Key information usually contained in a work order

The exact fields vary by system (ERP, MES, CMMS) and by plant, but most regulated environments include:

  • Identifiers: work order number, revision, plant/area, asset or line.
  • Scope: part number or asset ID, quantity or specific units, type of work (build, inspect, rework, maintain).
  • Linked documents: bill of materials, routing, work instructions, drawings, specifications, permits.
  • Schedule & responsibility: required start/finish dates, assigned department or cell, responsible owner.
  • Materials & resources: required components, tools, fixtures, test equipment, special processes.
  • Execution records: operator or technician identifiers, timestamps, results, measurements, deviations.
  • Approvals: electronic or physical signatures for creation, release, completion, and sometimes QA review.

How work orders relate to other systems

In brownfield environments, the work order typically sits at the intersection of multiple systems:

  • ERP/MRP often creates production work orders for planning, costing, and inventory control.
  • MES or line control systems use the work order to drive execution, data capture, and traceability at the operation level.
  • QMS may reference work orders in nonconformance, CAPA, or deviation records, especially for rework and concessions.
  • CMMS/EAM manages maintenance and calibration work orders for assets and equipment.

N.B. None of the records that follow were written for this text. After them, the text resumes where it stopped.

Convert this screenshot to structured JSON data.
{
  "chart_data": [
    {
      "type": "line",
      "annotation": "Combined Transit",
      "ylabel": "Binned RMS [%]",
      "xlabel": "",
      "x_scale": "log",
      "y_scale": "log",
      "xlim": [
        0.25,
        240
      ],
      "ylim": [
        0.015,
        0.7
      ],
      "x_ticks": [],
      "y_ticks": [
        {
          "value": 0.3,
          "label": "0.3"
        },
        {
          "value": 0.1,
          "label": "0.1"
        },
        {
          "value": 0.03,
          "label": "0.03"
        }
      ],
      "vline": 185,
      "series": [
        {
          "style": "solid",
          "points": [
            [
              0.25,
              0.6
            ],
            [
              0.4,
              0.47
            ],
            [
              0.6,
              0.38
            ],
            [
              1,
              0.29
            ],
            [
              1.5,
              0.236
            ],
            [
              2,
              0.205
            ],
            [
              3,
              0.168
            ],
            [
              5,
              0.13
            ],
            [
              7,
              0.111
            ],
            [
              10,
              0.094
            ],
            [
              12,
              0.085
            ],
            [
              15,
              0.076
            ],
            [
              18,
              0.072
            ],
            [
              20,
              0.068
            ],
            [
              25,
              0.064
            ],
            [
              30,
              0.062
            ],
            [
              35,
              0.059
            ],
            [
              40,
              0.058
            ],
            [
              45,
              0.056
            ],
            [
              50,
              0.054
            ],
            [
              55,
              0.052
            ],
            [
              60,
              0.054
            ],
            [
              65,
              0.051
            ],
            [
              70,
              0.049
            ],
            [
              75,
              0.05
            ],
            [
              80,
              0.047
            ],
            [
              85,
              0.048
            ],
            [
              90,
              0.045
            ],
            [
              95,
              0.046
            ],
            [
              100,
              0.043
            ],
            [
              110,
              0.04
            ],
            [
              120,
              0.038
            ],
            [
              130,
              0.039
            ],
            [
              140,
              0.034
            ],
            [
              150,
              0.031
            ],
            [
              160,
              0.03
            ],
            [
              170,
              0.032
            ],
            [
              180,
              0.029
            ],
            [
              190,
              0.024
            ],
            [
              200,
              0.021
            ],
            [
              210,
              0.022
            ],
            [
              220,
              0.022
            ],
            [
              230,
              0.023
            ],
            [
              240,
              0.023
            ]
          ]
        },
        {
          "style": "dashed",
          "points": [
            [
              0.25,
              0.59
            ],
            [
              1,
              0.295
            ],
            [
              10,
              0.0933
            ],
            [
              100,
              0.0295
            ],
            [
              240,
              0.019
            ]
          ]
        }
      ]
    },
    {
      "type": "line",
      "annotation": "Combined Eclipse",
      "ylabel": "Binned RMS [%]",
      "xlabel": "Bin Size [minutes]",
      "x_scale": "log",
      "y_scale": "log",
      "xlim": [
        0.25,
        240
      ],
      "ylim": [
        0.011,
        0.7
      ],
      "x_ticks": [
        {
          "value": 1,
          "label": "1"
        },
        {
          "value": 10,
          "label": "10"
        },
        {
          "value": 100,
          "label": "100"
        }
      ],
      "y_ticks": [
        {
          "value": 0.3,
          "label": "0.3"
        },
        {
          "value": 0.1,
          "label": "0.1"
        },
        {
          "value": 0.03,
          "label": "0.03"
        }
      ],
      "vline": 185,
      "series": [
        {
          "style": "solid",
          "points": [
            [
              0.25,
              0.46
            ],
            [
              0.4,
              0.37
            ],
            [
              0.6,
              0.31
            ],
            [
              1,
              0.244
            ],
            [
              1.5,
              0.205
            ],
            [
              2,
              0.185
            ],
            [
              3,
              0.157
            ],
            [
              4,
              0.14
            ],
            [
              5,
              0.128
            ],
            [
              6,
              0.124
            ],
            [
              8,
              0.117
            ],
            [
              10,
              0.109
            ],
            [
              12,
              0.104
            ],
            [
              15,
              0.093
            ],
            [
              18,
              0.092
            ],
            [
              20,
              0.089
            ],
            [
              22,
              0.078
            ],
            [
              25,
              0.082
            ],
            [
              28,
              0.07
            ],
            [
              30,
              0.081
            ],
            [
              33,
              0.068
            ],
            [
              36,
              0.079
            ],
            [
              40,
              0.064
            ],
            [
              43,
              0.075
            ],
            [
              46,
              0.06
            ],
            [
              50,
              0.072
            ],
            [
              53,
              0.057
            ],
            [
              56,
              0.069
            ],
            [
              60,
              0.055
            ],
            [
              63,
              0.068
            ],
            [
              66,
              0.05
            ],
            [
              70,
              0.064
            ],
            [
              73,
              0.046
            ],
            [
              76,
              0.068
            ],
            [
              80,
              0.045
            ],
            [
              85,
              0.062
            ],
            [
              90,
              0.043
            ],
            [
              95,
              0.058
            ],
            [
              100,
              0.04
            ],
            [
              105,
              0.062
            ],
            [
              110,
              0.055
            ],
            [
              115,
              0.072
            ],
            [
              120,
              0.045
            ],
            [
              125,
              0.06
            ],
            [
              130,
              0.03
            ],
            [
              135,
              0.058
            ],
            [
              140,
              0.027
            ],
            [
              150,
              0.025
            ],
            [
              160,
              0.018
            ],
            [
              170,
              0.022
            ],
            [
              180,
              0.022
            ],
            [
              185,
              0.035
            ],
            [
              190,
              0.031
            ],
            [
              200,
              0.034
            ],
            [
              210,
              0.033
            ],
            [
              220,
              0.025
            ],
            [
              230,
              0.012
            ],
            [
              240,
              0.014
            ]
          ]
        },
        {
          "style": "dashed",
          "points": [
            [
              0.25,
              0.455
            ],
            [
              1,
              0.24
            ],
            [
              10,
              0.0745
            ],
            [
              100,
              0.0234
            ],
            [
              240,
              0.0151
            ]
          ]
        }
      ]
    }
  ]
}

In many plants, these are only partly integrated, so the same work order ID might appear across systems, or separate IDs may need to be cross-referenced manually. How cleanly this works depends on integration quality, master data discipline, and change control.

Constraints and variations

  • Naming differs: some sites use job order, shop order, process order, or batch record for similar concepts.
  • Granularity varies: a single work order may cover an entire build, a specific operation, or only certain serial numbers or lots.
  • Paper vs digital: many regulated plants still rely on paper travelers or mixed paper/digital records, which affects how the work order is created, updated, and archived.
  • Regulatory impact: in aerospace, medical, and similar environments, work orders are part of the permanent quality record and must be controlled, versioned, and retained under formal procedures.

Because of these variations, when someone says “work order” in your facility, you usually need to clarify whether they mean a production order, maintenance order, rework order, or the combined traveler and record used on the floor.